Книги / Изданные книги / Свободный философ Пятигорский т.2 / Правое и левое в социальной философии Франка

 

АЛЕКСАНДР ПЯТИГОРСКИЙ

СВОБОДНЫЙ ФИЛОСОФ ПЯТИГОРСКИЙ

том 2

 

«ПРАВОЕ» И «ЛЕВОЕ» В СОЦИАЛЬНОЙ ФИЛОСОФИИ ФРАНКА

 

Предварительный комментарий Кирилла Кобрина

Цикл программ «Философия в России» завершился 20 сен­тября 1978 года третьей беседой о взглядах Семена Франка, которая сегодня, 36 лет спустя, звучит пугающе актуаль­ной. Она действительно внушает тревогу, но не в расхо­жем смысле, мол, такой-то предсказал все еще сто лет назад; нет, дела, как мне кажется, обстоят еще хуже. Раз­говор о русском философе первой половины прошлого века, одном из деятелей Серебряного века, «религи­озного возрождения», эмигранте первой волны, должен был иметь в 1978 году двойную цель. Первая — просвети­тельская. Дать возможность советским людям — точнее, тем из них, кто на самом деле хотел узнать что-то поми­мо учебника по истмату/диамату и «Истории СССР с древнейших времен», — познакомиться с одним из наиболее интересных несоветских мыслителей, сложившихся в до­революционные годы и проделавших в эмиграции инте­ресную и поучительную эволюцию. Вторая цель — еще раз определить некоторые особенности русской общест­венной мысли,а также причины социально-политической катастрофы, которая произошла в 1917 году — и, по мне­нию многих, не закончилась к 1978 году.

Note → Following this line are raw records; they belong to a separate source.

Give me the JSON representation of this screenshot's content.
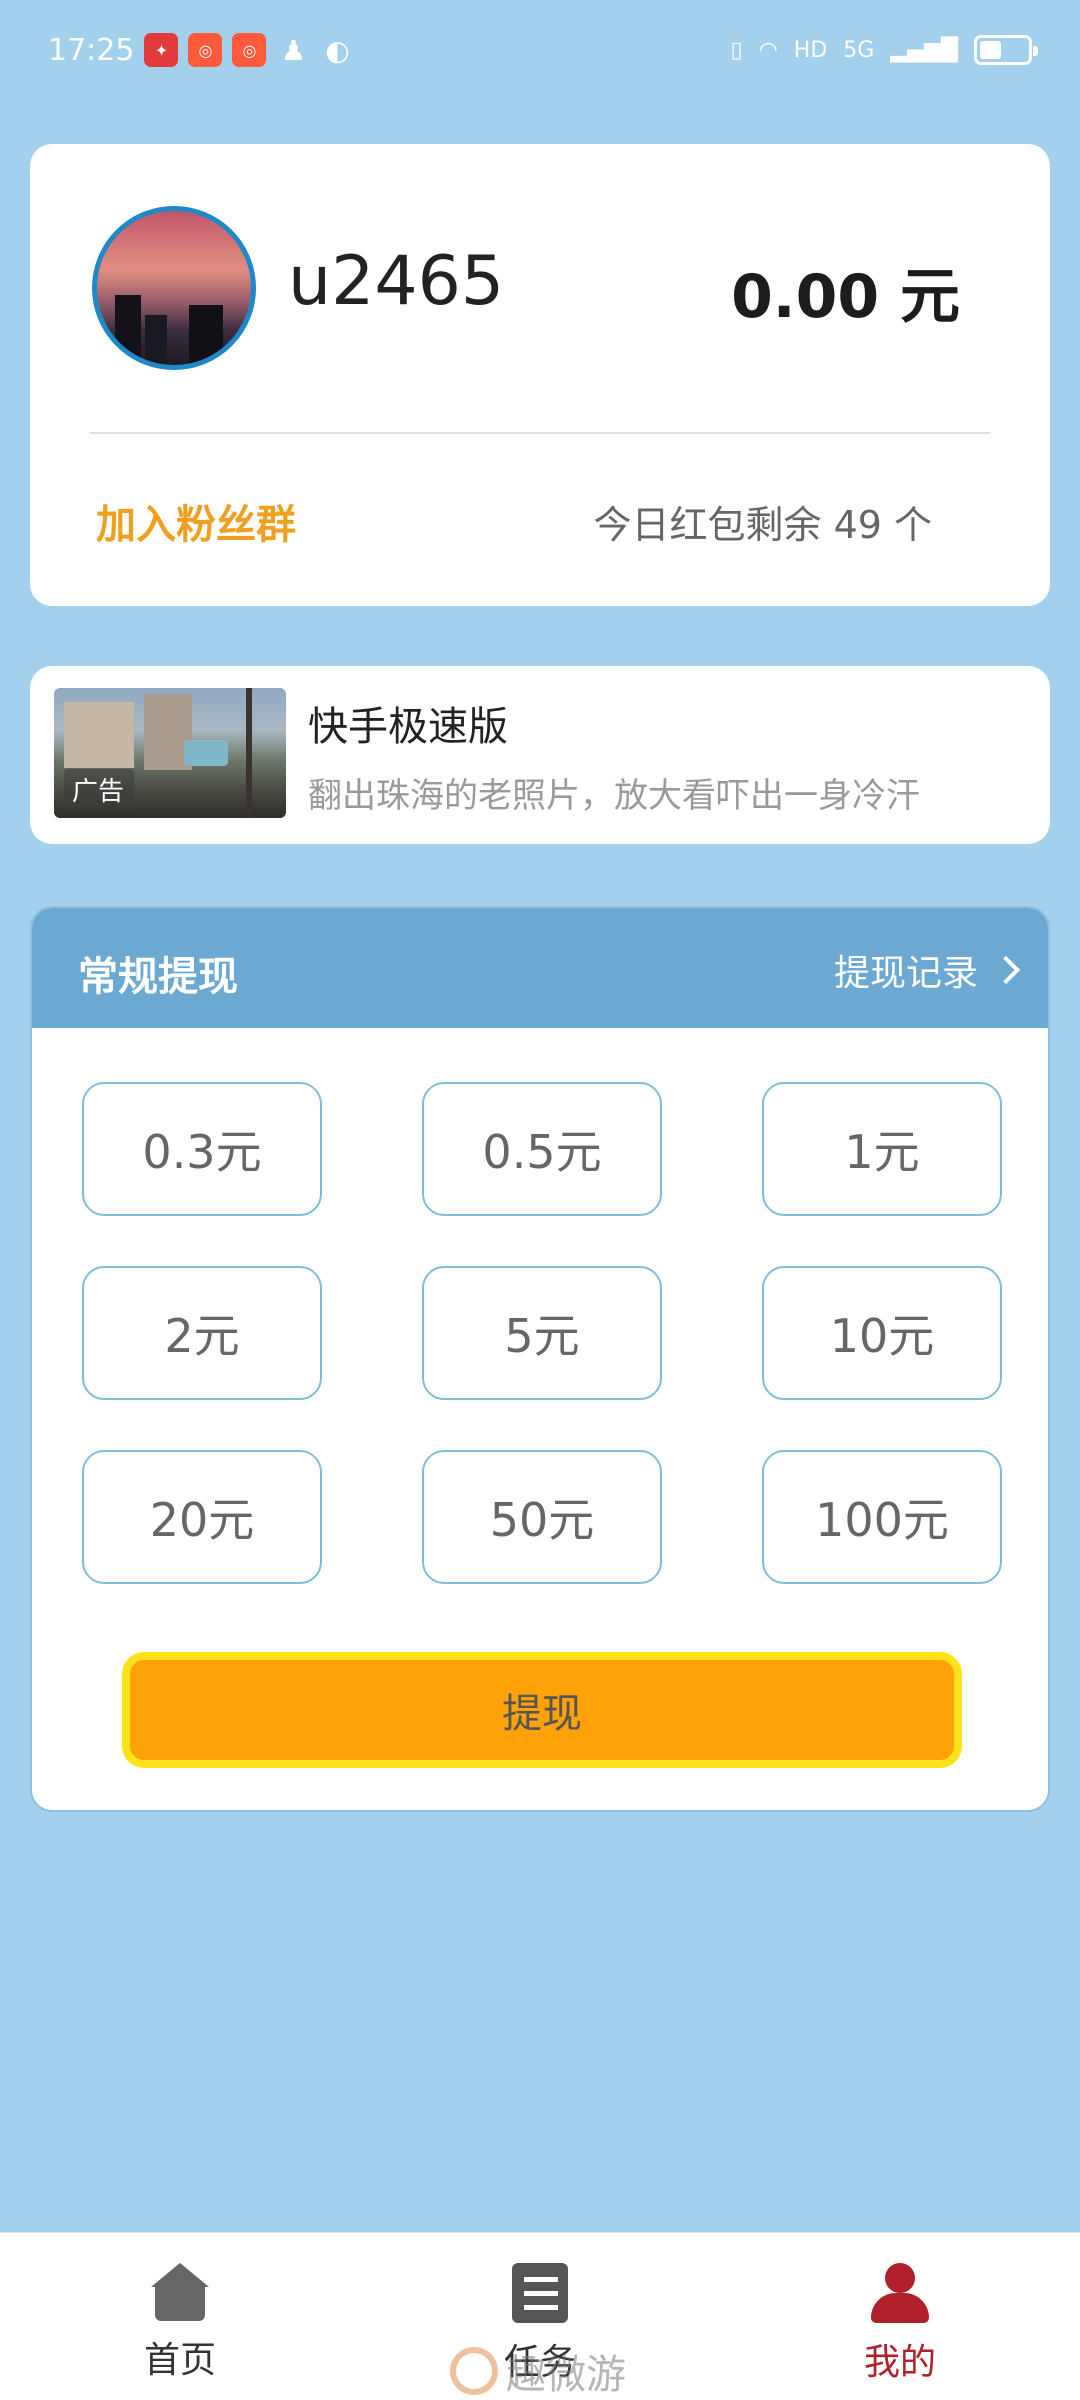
{
  "status_bar": {
    "time": "17:25",
    "network": "5G",
    "hd_label": "HD",
    "battery_percent": 45
  },
  "profile": {
    "username": "u2465",
    "balance": "0.00 元",
    "fan_group_link": "加入粉丝群",
    "red_packet_remaining": "今日红包剩余 49 个"
  },
  "ad": {
    "title": "快手极速版",
    "description": "翻出珠海的老照片，放大看吓出一身冷汗",
    "tag": "广告"
  },
  "withdraw": {
    "title": "常规提现",
    "record_link": "提现记录",
    "amounts": [
      "0.3元",
      "0.5元",
      "1元",
      "2元",
      "5元",
      "10元",
      "20元",
      "50元",
      "100元"
    ],
    "submit_label": "提现"
  },
  "tab_bar": {
    "home": "首页",
    "task": "任务",
    "mine": "我的",
    "active": "mine",
    "active_color": "#b0202a"
  },
  "watermark": "趣微游"
}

Иными словами, речь шла о том, чтобы «вернуться» к на самом деле завершенному историческому периоду, счистить с него благородную патину «высокой дореволю­ционной культуры», которую обожают культурные пошляки, и показать, что там действовали очень разные люди, мыслившие по-разному, некоторые из них — вполне ори­гинально. Собственно, и название цикла об этом говорит: «Философия в России», не «русская философия». Ника­ких спекуляций по поводу особой «духовности», «вечной судьбы России» и «великих русских культурных тради­ций». Подход чисто философский (а не историко-культур­ный) и либеральный.

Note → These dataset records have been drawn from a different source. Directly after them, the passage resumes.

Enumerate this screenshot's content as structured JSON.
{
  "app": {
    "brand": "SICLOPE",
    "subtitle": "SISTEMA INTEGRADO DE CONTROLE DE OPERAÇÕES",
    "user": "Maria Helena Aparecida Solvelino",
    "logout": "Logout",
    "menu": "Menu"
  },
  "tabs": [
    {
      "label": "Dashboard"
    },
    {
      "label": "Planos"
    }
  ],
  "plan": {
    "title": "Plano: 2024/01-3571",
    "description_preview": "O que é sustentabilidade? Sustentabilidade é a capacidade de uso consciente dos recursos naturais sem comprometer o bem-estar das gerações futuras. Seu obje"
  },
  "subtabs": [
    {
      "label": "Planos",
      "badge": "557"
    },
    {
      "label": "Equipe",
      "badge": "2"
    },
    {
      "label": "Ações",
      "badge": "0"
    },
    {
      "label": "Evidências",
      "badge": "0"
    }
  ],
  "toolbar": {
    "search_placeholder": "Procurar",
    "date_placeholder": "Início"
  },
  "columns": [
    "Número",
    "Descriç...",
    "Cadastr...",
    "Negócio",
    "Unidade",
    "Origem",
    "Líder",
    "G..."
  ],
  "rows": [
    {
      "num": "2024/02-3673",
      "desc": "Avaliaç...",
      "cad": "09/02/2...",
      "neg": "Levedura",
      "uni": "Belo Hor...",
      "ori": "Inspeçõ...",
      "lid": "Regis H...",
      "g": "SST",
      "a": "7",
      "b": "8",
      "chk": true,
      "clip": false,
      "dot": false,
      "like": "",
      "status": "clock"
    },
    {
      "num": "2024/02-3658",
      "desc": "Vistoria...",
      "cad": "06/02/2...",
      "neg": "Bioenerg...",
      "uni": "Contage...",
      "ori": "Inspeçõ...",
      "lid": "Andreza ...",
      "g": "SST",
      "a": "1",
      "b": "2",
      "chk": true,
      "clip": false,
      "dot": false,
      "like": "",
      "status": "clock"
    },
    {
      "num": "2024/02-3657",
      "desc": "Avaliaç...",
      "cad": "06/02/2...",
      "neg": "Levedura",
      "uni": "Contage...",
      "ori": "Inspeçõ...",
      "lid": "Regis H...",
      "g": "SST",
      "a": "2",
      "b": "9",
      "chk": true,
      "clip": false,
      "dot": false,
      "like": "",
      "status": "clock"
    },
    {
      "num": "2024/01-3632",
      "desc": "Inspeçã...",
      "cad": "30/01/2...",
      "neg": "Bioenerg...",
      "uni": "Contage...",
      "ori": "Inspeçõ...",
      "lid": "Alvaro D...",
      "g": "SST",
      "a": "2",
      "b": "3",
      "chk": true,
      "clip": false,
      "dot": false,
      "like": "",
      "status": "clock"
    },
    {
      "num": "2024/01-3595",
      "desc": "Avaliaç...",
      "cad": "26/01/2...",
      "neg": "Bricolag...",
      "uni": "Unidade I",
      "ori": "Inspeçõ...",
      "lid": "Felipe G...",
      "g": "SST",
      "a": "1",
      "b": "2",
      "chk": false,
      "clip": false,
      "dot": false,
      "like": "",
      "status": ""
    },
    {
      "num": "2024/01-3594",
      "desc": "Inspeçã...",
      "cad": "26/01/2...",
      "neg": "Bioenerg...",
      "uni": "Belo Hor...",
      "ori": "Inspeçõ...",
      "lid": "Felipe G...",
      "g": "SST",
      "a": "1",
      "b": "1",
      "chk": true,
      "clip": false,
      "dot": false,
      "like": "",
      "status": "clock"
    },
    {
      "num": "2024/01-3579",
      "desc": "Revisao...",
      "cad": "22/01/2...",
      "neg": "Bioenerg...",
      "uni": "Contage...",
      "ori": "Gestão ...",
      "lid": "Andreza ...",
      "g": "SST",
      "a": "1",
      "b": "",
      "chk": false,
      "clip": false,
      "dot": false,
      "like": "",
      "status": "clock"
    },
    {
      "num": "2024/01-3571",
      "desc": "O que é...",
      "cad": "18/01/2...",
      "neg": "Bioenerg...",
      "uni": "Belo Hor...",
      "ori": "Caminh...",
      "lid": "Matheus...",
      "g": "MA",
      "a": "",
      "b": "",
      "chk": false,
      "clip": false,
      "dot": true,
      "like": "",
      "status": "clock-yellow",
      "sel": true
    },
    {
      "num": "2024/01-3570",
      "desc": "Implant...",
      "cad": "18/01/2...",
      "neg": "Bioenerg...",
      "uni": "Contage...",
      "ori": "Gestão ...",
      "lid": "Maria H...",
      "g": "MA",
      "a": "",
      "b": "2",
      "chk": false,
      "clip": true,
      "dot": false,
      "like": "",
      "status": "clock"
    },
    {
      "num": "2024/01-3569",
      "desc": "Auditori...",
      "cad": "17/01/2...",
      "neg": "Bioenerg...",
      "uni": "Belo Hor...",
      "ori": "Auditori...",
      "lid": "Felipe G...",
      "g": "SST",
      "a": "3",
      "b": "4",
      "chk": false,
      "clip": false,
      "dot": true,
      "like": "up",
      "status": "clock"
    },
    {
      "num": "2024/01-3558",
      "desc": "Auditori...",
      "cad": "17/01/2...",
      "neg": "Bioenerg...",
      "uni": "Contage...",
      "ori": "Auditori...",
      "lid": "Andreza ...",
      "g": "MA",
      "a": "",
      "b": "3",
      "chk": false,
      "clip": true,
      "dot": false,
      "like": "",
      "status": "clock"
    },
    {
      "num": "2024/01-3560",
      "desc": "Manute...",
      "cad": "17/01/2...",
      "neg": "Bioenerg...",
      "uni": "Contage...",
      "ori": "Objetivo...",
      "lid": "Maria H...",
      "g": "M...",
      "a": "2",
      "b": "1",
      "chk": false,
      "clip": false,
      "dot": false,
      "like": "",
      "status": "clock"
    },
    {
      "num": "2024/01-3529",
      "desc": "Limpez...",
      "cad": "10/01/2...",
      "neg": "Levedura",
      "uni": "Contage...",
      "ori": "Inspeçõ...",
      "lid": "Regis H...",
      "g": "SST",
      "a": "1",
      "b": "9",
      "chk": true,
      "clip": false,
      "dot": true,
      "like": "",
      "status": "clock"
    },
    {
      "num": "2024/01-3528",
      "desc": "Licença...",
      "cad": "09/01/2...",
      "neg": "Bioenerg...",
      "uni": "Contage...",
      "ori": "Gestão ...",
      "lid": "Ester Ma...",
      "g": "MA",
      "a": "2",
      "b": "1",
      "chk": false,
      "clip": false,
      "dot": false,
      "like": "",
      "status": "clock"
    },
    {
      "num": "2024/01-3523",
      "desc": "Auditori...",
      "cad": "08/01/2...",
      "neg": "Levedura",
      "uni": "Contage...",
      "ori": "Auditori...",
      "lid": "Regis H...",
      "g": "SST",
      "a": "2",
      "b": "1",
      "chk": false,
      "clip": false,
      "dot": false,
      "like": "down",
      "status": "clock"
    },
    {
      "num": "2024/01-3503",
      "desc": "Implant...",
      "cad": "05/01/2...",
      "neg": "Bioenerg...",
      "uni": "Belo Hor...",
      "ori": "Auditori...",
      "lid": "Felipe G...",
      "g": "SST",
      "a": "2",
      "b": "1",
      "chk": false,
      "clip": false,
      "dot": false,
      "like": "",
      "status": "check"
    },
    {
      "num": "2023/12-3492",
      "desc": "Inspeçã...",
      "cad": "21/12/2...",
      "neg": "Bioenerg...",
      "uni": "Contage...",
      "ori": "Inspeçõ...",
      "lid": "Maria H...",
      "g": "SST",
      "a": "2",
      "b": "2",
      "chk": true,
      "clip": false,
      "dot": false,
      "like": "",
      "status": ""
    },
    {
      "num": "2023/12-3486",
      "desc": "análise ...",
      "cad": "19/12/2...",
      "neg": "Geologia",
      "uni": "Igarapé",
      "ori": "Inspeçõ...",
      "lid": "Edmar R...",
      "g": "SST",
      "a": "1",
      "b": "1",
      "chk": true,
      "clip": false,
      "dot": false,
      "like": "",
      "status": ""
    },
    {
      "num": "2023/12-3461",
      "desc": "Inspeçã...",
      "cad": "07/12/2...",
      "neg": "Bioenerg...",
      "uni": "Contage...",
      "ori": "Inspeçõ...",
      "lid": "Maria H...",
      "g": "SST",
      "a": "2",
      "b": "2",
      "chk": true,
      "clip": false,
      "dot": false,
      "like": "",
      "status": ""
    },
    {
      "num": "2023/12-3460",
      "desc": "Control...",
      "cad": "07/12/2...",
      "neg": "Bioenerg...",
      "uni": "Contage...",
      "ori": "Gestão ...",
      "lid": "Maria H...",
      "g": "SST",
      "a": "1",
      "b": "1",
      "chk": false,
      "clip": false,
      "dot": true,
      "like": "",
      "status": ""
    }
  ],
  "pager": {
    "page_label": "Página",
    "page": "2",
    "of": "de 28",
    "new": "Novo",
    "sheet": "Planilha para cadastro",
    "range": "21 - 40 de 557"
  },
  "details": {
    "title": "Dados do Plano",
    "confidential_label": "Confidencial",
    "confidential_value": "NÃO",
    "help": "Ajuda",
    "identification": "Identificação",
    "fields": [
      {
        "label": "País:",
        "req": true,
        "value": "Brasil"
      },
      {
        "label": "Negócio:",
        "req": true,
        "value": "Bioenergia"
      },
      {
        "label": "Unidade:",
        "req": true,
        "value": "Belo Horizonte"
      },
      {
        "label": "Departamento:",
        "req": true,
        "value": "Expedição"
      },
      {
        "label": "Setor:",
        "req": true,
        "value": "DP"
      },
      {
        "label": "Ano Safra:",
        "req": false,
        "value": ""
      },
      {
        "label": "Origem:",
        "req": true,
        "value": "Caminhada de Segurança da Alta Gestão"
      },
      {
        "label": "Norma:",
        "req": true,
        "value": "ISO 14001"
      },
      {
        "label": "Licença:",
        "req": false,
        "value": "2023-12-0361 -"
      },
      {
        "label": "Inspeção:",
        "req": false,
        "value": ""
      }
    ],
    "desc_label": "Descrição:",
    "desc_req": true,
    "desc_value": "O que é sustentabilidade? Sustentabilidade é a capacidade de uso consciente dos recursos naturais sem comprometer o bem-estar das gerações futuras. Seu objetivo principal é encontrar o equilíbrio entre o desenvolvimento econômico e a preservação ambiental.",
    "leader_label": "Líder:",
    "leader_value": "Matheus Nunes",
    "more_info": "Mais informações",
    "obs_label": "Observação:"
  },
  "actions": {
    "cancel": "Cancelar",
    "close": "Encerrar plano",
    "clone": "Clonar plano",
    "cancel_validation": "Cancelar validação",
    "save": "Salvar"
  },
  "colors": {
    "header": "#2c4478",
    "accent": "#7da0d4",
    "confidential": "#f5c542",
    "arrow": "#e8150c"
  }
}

К понятию «либеральный» мы еще вернемся; а пока о том, что получилось на самом деле. Речь в третьей бе­седе о Семене Франке идет о его (вышедшей посмертно) книге статей «По ту сторону „правого» и „левого»», где главная тема — общественное сознание и политика в Рос­сии. То, что — в изложении Пятигорского — говорит там Франк, именно это и является пугающим, ибо имеет отно­шение не только к 1908-му, или к 1918-му, или к 1930-му (тогда написана одноименная статья для «Чисел»), или даже к 1978-му, но и к 1988-му, 1998-му, 2008-му и, боюсь, к 2018-му. При этом никакой чуши про «вечную Россию с ее вечными загадками» я в виду не имею.

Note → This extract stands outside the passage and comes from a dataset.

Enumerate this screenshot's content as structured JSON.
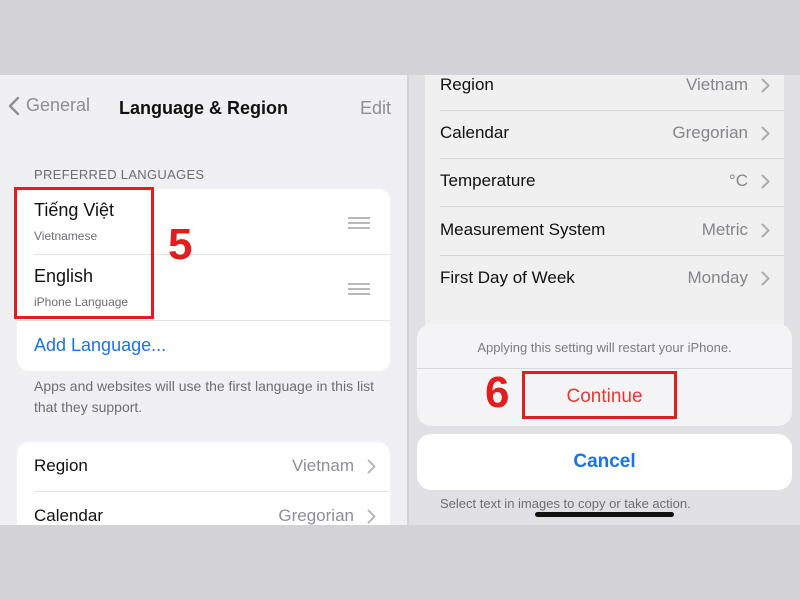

Анализ, который предлагает Семен Франк (собствен­но, смесь анализа с некоторыми перспективными идея­ми), работает с одним и тем же типом общественного сознания; более того, этот анализ проводится предста­вителем этого типа сознания, который смог его перерасти, отделиться, установить дистанцию и увидеть все со сто­роны, не переставая быть как бы внутри. Оттого, увы, быстро приходишь к выводу, что сто с лишним лет про­шли не то чтобы зря, нет, изменения есть, но они в сторо­ну упрощения и ухудшения, к тому же все эти изменения разворачиваются в тех же рамках.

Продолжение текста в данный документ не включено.